The mean values of the CSF biomarkers of AD (Aβ1-42, T-tau, and P-tau) were normal and not different between bvFTD groups, suggesting that the presence of hippocampal atrophy and episodic memory problems might not be explained by co-existent AD. The increased frequency and severity of hippocampal atrophy in the late-onset group could simply be due to age. Indeed, the differences between presenile and late-onset bvFTD were no longer significant after adjustment for age. However, according to our criteria, hippocampal atrophy was considered as present only when severe (Scheltens score ≥2), and it does not seem likely that its severity is only age-related [27]. Alternatively, hippocampal atrophy could be part of bvFTD pathological process and linked to hippocampal sclerosis, as suggested also by anatomopathological series showing that hippocampal sclerosis is present in FTD, affects all anatomopathological subtypes, and is significantly more common in late-onset cases [5]. A future study in which patients with bvFTD are compared with age-matched healthy controls might bring some insights into this issue.
The lack of anatomopathological data, the possible disease heterogeneity, the absence of quantitative assessment of frontotemporal atrophy, and the relatively small number of patients are some limits of this study, and might explain the absence of differences between groups.

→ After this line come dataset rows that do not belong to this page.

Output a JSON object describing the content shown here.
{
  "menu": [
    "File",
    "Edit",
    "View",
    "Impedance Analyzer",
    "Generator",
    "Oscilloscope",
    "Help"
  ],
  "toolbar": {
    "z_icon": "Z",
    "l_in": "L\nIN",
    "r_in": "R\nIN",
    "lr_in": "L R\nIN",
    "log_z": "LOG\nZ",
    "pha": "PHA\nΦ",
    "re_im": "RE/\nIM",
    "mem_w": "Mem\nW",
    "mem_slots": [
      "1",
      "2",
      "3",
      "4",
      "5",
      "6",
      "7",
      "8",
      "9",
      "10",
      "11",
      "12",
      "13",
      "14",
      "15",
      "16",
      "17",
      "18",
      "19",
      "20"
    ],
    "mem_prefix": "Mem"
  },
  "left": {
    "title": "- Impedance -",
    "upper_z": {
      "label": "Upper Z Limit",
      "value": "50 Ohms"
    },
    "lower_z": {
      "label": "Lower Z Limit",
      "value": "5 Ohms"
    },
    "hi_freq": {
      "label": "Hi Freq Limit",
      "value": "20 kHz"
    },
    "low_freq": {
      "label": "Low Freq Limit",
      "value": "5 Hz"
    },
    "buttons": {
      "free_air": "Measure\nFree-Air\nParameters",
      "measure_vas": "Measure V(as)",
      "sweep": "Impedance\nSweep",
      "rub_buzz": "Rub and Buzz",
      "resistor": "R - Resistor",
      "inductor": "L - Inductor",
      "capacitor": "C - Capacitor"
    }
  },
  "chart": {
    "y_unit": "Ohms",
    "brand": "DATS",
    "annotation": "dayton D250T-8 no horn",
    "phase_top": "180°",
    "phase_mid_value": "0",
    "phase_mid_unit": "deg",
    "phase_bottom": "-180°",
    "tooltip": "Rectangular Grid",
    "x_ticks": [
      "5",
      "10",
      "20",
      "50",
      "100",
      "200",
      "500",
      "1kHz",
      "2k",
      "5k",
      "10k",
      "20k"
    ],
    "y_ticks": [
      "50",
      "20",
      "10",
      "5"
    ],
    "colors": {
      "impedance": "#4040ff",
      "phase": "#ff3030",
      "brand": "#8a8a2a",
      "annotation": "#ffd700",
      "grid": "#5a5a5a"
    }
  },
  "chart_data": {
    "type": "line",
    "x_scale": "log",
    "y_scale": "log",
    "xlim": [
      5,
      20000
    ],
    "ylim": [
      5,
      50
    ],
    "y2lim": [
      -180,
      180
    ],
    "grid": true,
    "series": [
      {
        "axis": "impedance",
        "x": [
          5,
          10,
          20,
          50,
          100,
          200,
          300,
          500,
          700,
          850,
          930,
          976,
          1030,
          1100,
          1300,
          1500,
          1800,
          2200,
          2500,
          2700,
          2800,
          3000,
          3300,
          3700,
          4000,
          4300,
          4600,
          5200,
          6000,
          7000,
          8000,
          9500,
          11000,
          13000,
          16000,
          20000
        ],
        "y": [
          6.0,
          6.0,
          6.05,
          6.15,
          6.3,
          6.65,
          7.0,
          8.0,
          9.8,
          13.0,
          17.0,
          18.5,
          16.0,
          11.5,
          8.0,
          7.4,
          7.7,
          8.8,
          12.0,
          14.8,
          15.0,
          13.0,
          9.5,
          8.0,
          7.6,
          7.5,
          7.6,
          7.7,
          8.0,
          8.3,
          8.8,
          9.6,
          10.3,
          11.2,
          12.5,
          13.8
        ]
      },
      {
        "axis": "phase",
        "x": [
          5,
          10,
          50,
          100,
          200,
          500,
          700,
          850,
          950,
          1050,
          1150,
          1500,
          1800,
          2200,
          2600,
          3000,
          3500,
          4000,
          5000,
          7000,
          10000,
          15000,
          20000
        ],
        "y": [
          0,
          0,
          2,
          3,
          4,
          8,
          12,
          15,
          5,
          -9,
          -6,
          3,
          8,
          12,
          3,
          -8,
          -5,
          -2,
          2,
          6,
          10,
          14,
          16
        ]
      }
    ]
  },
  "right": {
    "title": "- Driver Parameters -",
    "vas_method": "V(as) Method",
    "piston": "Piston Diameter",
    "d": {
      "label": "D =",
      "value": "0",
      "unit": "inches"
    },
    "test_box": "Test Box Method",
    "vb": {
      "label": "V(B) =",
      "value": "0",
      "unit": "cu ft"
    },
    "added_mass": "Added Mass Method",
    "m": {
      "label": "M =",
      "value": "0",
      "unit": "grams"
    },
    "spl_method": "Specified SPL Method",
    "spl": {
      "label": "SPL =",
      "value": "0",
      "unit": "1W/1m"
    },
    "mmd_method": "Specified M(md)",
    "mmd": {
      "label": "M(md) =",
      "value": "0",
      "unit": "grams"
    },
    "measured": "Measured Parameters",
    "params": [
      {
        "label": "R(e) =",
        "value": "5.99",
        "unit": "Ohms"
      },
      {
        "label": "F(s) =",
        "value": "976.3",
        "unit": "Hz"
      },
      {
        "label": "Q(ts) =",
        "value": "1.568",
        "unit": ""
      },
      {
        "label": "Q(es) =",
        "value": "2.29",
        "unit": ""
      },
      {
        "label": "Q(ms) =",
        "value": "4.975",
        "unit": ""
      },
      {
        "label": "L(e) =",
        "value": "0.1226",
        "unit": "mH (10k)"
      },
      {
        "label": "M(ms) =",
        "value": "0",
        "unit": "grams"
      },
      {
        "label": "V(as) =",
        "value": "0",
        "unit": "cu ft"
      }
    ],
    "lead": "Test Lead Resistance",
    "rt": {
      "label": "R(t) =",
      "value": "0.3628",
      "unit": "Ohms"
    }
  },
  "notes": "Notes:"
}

In conclusion, our findings might contribute to better understand bvFTD physiopathology and facilitate the diagnosis of late-onset forms. We confirmed that clinical and radiological hippocampal alterations are an important feature of bvFTD, and they might be more frequent in the late-onset form. We cannot rule out a role of aging to explain this finding, whereas we excluded the role of co-existent AD pathology in late-onset bvFTD. Indeed, although the clinical presentation could be confusing, CSF and plasma biomarker quantification should allow the reliably differentiation between late-onset bvFTD and AD [28]. Moreover, unlike T-tau, other biomarkers of neurodegeneration, such as NFL and GFAP, seem to be increased in bvFTD compared with controls, but without any biological evidence of a more aggressive neurodegeneration in presenile compared with late-onset bvFTD.